Firmware is treated as third-party runtime content, not as normal project source code.
## Basic Rules
- firmware is third-party
- firmware licenses vary by vendor and artifact
- firmware remains under its own licenses
- firmware is redistributed unmodified
- firmware is loaded at runtime from the filesystem
- firmware should not be embedded into driver binaries
## Source and Packaging Model
Red Bear should package firmware separately from the core OS logic.
Recommended package-group model:
- `firmware-base`
- `firmware-intel`
- `firmware-amd`
- `firmware-wifi`
The current Red Bear package path for the broad upstream firmware corpus is:
- `local/recipes/system/redbear-firmware/`
That package is intended to stage firmware under:
- `/lib/firmware/`
License metadata should remain clearly separated inside the firmware tree, for example under:
- `/lib/firmware/LICENSES/`
## Licensing and Redistribution
The practical downstream model is the same one used by Linux distributions:
- Linux distributions ship `linux-firmware` as a separate package
- the operating system itself can remain under its own license
- firmware stays under the vendor license documented in `WHENCE` and related license files
Red Bear should follow the same model.
Do not claim a single Red Bear repo-wide license applies to the firmware blobs themselves.
## What Red Bear Must Not Do
- do not claim firmware is MIT just because Red Bear OS code is MIT-like or permissive
- do not remove vendor license files or `WHENCE`
- do not modify firmware blobs
- do not merge firmware blobs into normal source trees without clear separation
- do not assume every blob is redistributable without checking upstream `WHENCE` / license metadata
## Runtime Loading Rule
Drivers and userspace daemons should request firmware from the filesystem at runtime.
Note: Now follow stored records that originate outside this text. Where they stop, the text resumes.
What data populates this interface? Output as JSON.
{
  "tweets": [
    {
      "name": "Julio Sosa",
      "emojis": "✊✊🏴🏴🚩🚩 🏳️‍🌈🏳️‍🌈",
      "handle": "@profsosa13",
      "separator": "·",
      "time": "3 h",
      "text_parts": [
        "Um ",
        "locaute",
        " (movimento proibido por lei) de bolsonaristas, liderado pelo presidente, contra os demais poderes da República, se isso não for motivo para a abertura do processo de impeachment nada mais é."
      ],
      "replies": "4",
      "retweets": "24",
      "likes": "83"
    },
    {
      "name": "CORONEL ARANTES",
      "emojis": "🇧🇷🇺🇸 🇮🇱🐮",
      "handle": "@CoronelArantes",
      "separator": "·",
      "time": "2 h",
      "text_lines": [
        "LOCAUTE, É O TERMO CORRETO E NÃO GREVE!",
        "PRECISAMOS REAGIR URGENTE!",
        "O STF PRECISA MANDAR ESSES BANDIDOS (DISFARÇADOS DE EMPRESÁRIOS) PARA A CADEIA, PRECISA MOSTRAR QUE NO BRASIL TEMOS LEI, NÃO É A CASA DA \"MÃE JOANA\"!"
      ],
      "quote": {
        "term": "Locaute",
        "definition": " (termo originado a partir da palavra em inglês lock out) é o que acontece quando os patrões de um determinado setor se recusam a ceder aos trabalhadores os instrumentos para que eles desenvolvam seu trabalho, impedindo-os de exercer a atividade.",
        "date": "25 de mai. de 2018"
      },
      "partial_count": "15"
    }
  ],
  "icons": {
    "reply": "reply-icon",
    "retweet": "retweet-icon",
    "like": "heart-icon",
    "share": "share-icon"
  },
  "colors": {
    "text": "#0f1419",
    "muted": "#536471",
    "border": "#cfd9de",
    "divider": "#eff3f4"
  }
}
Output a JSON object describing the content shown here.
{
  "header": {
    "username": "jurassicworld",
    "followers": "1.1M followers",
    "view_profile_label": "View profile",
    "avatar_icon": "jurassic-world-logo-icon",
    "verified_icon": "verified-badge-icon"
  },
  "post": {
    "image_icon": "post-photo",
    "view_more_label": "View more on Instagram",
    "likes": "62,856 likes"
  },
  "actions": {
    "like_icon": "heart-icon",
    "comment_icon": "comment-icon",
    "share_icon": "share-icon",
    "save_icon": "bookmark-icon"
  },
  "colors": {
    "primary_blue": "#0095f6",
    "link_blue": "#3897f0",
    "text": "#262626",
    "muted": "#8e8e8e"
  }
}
For Red Bear, the canonical runtime path is:
- `/lib/firmware/...`
The current helper daemon for that model is:
- `firmware-loader` providing `scheme:firmware`
This keeps the architecture cleaner and legally safer than embedding blobs into binaries.
## Upstream References
- upstream firmware source: `linux-firmware`
- upstream license and redistribution metadata: `WHENCE`
- vendor-specific license files: `LICENCE.*`, `LICENSE*`
## Bottom Line
Red Bear can distribute a Linux-firmware-derived firmware package, but it must do so as separate
firmware content with its own license metadata, installed under `/lib/firmware/`, and loaded at
runtime rather than compiled into project binaries.